In the modern world, says Dumont, each of our particular viewpoints does not know very well what it is about or the reasons for its existence. Just as our rationality is mostly a matter of relation between means and ends, while the hierarchy of ends is left out, so also our rationality manifests itself in each of our neatly distinct compartments, but not in their distribution, definition, and arrangement. I'm sure that any group that has been concerned with the unity of science knows how far that unity is from an experienced reality.

Here Dumont is close to Wilfred Smith, when he complained of modern man's tendency to separate all the various parts of life and deal with them piecemeal, as merely presenting technical problems. This standard way of dealing with issues has the result, according to Smith, of leaving out the fundamental questions and ignoring religion. Again, to quote Wilfred Smith, "these objectificationist trends also mean that the fundamentally human questions as to what sort of person one is or shall become or what overall vision deserves one's loyalty, were hardly incorporated into the model. In this scheme, the religion tended to be seen as just one more factor in the social complex, although it was tacitly recognized as being different from the others, at least by the consensus that it was to be left alone, whether because it did not really matter or because it was too unmanageable." In general, as Smith implies, when the modern intellectual has to deal with religion, there is embarrassment; there is really no place for religion in the structure of modern ideology, yet religion remains a social force, even in the West. There are also moments when one does have to say something about ends, and one turns to religion, embarrassment and all, for there is nowhere else to turn.

But for many reasons, which should be obvious to people in this room, doubts have arisen in the very heartland of modern ideology. As Louis Dumont puts it, we are witnessing a crisis of the modern ideological paradigm. It is true that the tendency to see crises everywhere is strong in modern ideology, and that if crisis there be, it was not born yesterday, but has been there for quite some time. Yet, the twentieth-century crisis of the paradigm of modernity has recently gone through an intensification, a deepening and a generalization. Modern ideology and its social and scientific correlates, far from solving all the age-old problems of humankind, seem to have created a whole series of difficulties wholly unforeseen by the traditional cultures.

This being the case, it is well to remember that modern ideology did not spring chastely into the world from the head of Zeus, but was born at a particular time and place, with tremendous polemic intent, with powerful political, economic, and religious (though masquerading as anti-religious) ends in view. And it has never succeeded, even in its heartland, in replacing the older traditions that it opposed. If it dominates all of us modern, educated individuals beyond our imagining, it is also true that for none of us does it supply our total and true picture of the world, for it cannot. All of us, consciously or not, must live, in part, by ends, symbols, myths, plucked from the great storehouse of traditional religions. Otherwise, we could not live at all.

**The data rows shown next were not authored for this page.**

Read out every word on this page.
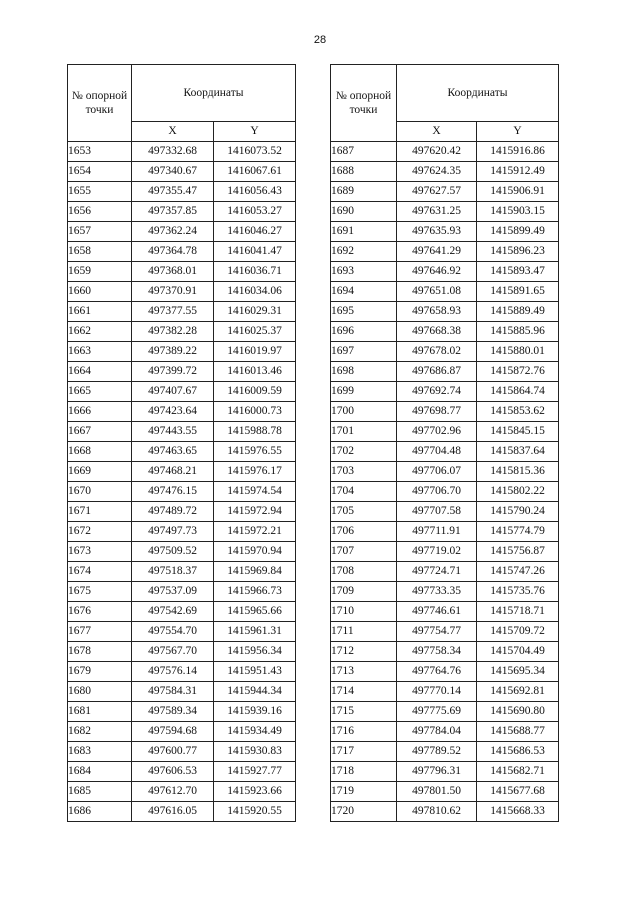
28
№ опорной точки	Координаты	
	X	Y
1653	497332.68	1416073.52
1654	497340.67	1416067.61
1655	497355.47	1416056.43
1656	497357.85	1416053.27
1657	497362.24	1416046.27
1658	497364.78	1416041.47
1659	497368.01	1416036.71
1660	497370.91	1416034.06
1661	497377.55	1416029.31
1662	497382.28	1416025.37
1663	497389.22	1416019.97
1664	497399.72	1416013.46
1665	497407.67	1416009.59
1666	497423.64	1416000.73
1667	497443.55	1415988.78
1668	497463.65	1415976.55
1669	497468.21	1415976.17
1670	497476.15	1415974.54
1671	497489.72	1415972.94
1672	497497.73	1415972.21
1673	497509.52	1415970.94
1674	497518.37	1415969.84
1675	497537.09	1415966.73
1676	497542.69	1415965.66
1677	497554.70	1415961.31
1678	497567.70	1415956.34
1679	497576.14	1415951.43
1680	497584.31	1415944.34
1681	497589.34	1415939.16
1682	497594.68	1415934.49
1683	497600.77	1415930.83
1684	497606.53	1415927.77
1685	497612.70	1415923.66
1686	497616.05	1415920.55
№ опорной точки	Координаты	
	X	Y
1687	497620.42	1415916.86
1688	497624.35	1415912.49
1689	497627.57	1415906.91
1690	497631.25	1415903.15
1691	497635.93	1415899.49
1692	497641.29	1415896.23
1693	497646.92	1415893.47
1694	497651.08	1415891.65
1695	497658.93	1415889.49
1696	497668.38	1415885.96
1697	497678.02	1415880.01
1698	497686.87	1415872.76
1699	497692.74	1415864.74
1700	497698.77	1415853.62
1701	497702.96	1415845.15
1702	497704.48	1415837.64
1703	497706.07	1415815.36
1704	497706.70	1415802.22
1705	497707.58	1415790.24
1706	497711.91	1415774.79
1707	497719.02	1415756.87
1708	497724.71	1415747.26
1709	497733.35	1415735.76
1710	497746.61	1415718.71
1711	497754.77	1415709.72
1712	497758.34	1415704.49
1713	497764.76	1415695.34
1714	497770.14	1415692.81
1715	497775.69	1415690.80
1716	497784.04	1415688.77
1717	497789.52	1415686.53
1718	497796.31	1415682.71
1719	497801.50	1415677.68
1720	497810.62	1415668.33
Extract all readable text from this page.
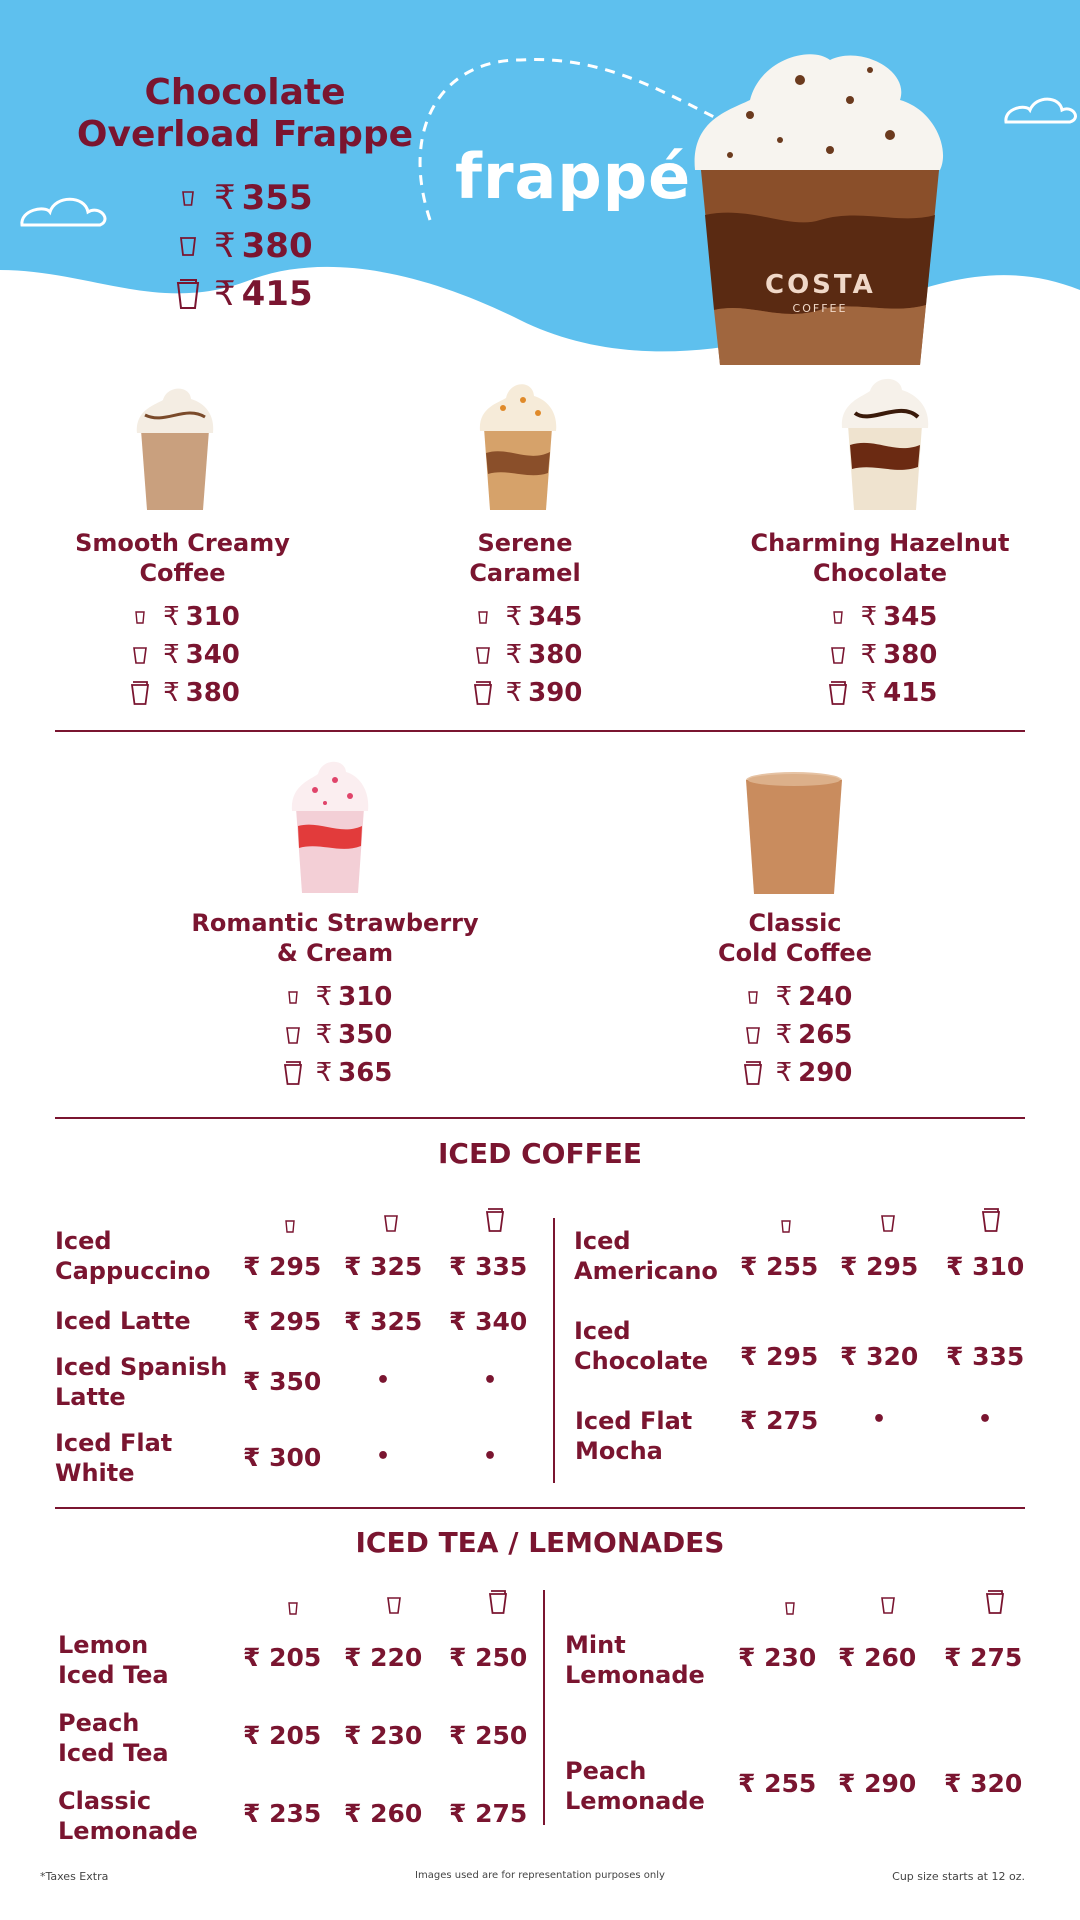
COSTA
COFFEE
frappé
Chocolate
Overload Frappe
₹ 355
₹ 380
₹ 415
Smooth Creamy
Coffee
₹ 310
₹ 340
₹ 380
Serene
Caramel
₹ 345
₹ 380
₹ 390
Charming Hazelnut
Chocolate
₹ 345
₹ 380
₹ 415
Romantic Strawberry
& Cream
₹ 310
₹ 350
₹ 365
Classic
Cold Coffee
₹ 240
₹ 265
₹ 290
ICED COFFEE
Iced
Cappuccino ₹ 295 ₹ 325 ₹ 335
Iced Latte ₹ 295 ₹ 325 ₹ 340
Iced Spanish
Latte
₹ 350 •	•
Iced Flat
White
₹ 300 •	•
Iced
Americano ₹ 255 ₹ 295 ₹ 310
Iced
Chocolate ₹ 295 ₹ 320 ₹ 335
Iced Flat
Mocha
₹ 275 •	•
ICED TEA / LEMONADES
Lemon
Iced Tea
₹ 205 ₹ 220 ₹ 250
Peach
Iced Tea
₹ 205 ₹ 230 ₹ 250
Classic
Lemonade
₹ 235 ₹ 260 ₹ 275
Mint
Lemonade
₹ 230 ₹ 260 ₹ 275
Peach
Lemonade
₹ 255 ₹ 290 ₹ 320
*Taxes Extra	Images used are for representation purposes only	Cup size starts at 12 oz.
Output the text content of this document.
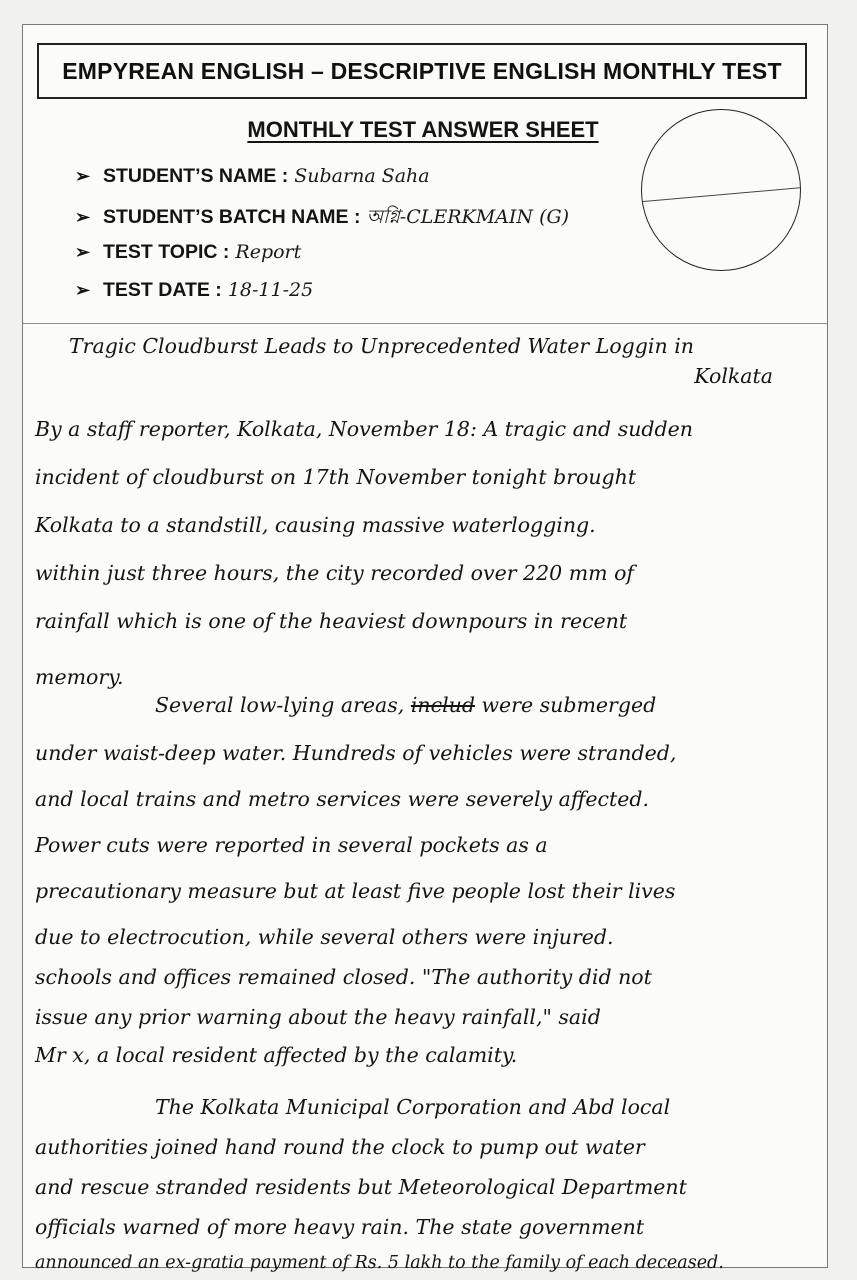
EMPYREAN ENGLISH – DESCRIPTIVE ENGLISH MONTHLY TEST
MONTHLY TEST ANSWER SHEET
➢ STUDENT’S NAME : Subarna Saha
➢ STUDENT’S BATCH NAME : অগ্নি-CLERKMAIN (G)
➢ TEST TOPIC : Report
➢ TEST DATE : 18-11-25
Tragic Cloudburst Leads to Unprecedented Water Loggin in
Kolkata
By a staff reporter, Kolkata, November 18: A tragic and sudden
incident of cloudburst on 17th November tonight brought
Kolkata to a standstill, causing massive waterlogging.
within just three hours, the city recorded over 220 mm of
rainfall which is one of the heaviest downpours in recent
memory.
Several low-lying areas, includ were submerged
under waist-deep water. Hundreds of vehicles were stranded,
and local trains and metro services were severely affected.
Power cuts were reported in several pockets as a
precautionary measure but at least five people lost their lives
due to electrocution, while several others were injured.
schools and offices remained closed. "The authority did not
issue any prior warning about the heavy rainfall," said
Mr x, a local resident affected by the calamity.
The Kolkata Municipal Corporation and Abd local
authorities joined hand round the clock to pump out water
and rescue stranded residents but Meteorological Department
officials warned of more heavy rain. The state government
announced an ex-gratia payment of Rs. 5 lakh to the family of each deceased.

But if we are to turn to the religions of mankind for some instruction, in this paradigm of modernity, we are immediately faced with a grave difficulty -- there is no such thing as traditional religion or traditional culture as such. The great traditional religions are as different from one another, from many points of view, as they are from the modern West. We would be foolish to overlook or deny the diversity and even conflict between the religions. At a high enough level of generality, the great religious traditions all do contrast with some of the most fundamental assumptions of modern Western ideology. None of them could adequately be characterized by the terms: positivism, relativism, reductionism and competitive evolutionism. None of them is radically individualistic in the modern sense and none of them believes the relation of man to material things is more important than the relation of man to man. But diversity is of the nature of the case in the religious tradition and we must face that issue head on before we can see how the traditional religions can instruct us in our modern plight. I am delighted that in Warren's introductory remarks, however extreme that culinary metaphor was, he is concerned to keep the carrots as carrots, and not blend everything into a homogenized mush, because that runs absolutely against the whole experience of the human race with religion.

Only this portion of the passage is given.